Super-important article that should spur conservationists to demand more transparency and greater oversight of land exchanges. As we push for protection for our public lands, and better management, we should also be careful about what we trade, why, and to whom, so that we are sure to advance fairness and justice alongside conservation. Without that, all successes will be temporary.

Matt L
1 year ago

This is very interesting and of course, concerning to those of us who value public lands. I would have appreciated more information on how to reign in this practice of shielding appraisals and plans from pubic view. Is this a local BLM management issue? Is it common elsewhere or unique to Colorado.

Erica Rosenberg
1 year ago
Reply to  Matt L

Sorry for the late response. It is not limited to BLM nor is it limited to Colorado. It’s been a problem for decades with Forest Service and BLM exchanges throughout the West.

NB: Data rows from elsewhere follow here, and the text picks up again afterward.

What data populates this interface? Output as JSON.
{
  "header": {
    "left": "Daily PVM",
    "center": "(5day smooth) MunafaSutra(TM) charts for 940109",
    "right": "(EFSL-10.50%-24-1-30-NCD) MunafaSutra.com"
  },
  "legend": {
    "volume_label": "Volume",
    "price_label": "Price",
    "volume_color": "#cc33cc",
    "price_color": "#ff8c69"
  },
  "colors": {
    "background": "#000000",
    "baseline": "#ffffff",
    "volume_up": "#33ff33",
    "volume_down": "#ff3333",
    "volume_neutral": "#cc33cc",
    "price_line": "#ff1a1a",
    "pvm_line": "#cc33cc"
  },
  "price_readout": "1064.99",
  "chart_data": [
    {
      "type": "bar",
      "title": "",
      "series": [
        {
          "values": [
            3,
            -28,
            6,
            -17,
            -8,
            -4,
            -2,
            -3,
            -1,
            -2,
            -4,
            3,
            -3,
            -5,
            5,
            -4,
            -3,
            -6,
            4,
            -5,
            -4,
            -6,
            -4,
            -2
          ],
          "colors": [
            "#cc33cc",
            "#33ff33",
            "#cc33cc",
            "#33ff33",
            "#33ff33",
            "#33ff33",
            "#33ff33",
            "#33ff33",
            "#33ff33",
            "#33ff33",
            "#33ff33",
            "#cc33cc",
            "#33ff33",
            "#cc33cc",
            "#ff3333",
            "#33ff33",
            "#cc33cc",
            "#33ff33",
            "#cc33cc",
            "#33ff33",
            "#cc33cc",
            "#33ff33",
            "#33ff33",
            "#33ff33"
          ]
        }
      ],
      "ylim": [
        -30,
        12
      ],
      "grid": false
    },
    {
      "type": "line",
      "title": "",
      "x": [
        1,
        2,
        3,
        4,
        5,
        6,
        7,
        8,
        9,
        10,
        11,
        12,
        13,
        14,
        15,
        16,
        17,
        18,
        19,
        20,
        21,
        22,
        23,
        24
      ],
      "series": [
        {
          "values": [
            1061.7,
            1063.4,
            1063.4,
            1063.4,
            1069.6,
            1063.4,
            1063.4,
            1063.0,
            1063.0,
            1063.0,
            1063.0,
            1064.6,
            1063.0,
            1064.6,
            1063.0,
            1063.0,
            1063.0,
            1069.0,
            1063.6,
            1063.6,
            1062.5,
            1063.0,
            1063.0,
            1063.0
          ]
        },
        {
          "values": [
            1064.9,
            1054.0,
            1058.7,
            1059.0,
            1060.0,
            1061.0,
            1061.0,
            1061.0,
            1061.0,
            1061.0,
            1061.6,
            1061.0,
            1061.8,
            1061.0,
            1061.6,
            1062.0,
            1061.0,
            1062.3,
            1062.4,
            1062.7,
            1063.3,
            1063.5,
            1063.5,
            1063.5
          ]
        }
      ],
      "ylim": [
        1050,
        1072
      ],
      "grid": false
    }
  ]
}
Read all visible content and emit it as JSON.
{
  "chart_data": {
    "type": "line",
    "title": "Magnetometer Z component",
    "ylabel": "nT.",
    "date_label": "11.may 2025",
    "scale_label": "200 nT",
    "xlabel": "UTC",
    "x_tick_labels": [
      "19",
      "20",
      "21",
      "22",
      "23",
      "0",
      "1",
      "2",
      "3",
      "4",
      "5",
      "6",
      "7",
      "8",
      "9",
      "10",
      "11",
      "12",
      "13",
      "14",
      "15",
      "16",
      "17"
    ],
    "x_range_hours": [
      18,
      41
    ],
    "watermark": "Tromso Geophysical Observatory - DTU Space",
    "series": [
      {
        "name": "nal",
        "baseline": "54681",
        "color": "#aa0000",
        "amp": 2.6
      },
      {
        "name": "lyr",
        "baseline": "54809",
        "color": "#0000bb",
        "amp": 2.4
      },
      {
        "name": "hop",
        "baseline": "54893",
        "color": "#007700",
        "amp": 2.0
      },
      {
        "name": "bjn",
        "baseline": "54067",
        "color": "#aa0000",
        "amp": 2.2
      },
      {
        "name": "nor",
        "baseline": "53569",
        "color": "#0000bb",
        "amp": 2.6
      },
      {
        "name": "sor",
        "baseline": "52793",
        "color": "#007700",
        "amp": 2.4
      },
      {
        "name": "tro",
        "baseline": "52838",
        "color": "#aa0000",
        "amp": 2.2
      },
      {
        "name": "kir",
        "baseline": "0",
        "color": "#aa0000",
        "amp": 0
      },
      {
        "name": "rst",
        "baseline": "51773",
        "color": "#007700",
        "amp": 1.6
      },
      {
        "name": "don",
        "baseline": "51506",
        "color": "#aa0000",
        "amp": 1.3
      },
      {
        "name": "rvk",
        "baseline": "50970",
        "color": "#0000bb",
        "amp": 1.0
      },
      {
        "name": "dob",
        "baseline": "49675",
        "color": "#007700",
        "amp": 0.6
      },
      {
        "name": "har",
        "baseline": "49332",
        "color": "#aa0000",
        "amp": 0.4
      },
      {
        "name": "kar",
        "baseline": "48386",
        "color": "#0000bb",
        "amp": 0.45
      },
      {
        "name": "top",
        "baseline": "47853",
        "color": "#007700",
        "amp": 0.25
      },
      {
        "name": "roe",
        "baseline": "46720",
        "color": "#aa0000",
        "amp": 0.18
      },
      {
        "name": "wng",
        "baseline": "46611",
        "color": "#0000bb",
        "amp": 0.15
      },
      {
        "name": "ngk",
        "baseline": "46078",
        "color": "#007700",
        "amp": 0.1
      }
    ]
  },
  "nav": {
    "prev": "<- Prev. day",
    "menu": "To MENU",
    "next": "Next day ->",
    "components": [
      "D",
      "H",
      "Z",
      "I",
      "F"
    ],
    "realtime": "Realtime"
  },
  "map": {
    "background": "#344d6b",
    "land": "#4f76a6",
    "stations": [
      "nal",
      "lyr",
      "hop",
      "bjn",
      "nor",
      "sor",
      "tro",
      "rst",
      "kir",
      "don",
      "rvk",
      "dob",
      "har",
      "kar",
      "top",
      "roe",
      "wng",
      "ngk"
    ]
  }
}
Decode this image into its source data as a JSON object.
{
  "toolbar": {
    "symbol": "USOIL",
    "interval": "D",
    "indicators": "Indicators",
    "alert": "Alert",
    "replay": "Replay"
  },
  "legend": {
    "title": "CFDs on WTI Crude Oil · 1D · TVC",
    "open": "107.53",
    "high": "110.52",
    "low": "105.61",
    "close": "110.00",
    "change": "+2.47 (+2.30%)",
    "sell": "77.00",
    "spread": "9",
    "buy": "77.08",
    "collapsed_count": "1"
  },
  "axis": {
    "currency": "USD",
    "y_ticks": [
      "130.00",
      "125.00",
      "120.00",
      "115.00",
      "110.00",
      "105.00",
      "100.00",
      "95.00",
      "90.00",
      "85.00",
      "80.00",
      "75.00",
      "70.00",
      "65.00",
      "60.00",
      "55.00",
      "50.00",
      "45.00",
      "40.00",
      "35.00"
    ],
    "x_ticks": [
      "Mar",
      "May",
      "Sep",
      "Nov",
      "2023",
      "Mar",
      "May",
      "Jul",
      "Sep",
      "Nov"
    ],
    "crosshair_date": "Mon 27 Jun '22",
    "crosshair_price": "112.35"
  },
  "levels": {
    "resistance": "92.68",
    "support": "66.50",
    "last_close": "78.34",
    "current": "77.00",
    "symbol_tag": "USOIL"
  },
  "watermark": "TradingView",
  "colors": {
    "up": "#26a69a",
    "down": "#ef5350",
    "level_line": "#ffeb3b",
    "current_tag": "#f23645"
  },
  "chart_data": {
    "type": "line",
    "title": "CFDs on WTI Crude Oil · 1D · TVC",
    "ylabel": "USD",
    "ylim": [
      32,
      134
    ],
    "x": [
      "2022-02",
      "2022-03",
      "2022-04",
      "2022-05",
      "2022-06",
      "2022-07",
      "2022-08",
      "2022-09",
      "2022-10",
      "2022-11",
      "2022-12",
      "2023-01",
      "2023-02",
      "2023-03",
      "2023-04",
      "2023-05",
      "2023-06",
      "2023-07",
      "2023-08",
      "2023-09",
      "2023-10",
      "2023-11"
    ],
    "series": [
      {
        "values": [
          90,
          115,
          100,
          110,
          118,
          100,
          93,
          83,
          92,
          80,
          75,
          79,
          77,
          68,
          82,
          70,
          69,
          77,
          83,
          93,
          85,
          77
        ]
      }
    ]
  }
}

Colorado Wild Public Lands
1 year ago

Hi all, this is Graham with Colorado Wild Public Lands, the organization mentioned above that monitors these exchanges in Colorado. We’d be happy to chat and answer any questions if people would like to reach out to us at coloradowildpubliclands@gmail.com

Sherri Gronli
1 year ago

Great article!

Land Exchanges serve the wealthy — Writers on the Range – Coyote Gulch
1 year ago

[…] the link to read the article on the Writers on the Range website (Erica […]

langour
11 months ago

There are plenty of wealthy folks who pride themselves on protecting/saving the environment, perhaps the goal should be to enlist their help in buying/protecting/preserving key public lands when others try to buy them. Maybe when government land managers are given a proposal it should automatically become a slow, carefully considered and competitive process and go to the highest bidder. The public could also organize and raise its own money to try to control the land. The illogical alternative is for public lands to be kept immovable, unchanging and public in perpetuity, which if you actually realize the nature of the system, would permanently cripple public land management by preventing a large degree of the evolution of public land towards attaining better, more usable, open, protected/preserved and valuable land for US citizens.

keith allen
10 months ago

Great piece, thanks for the education.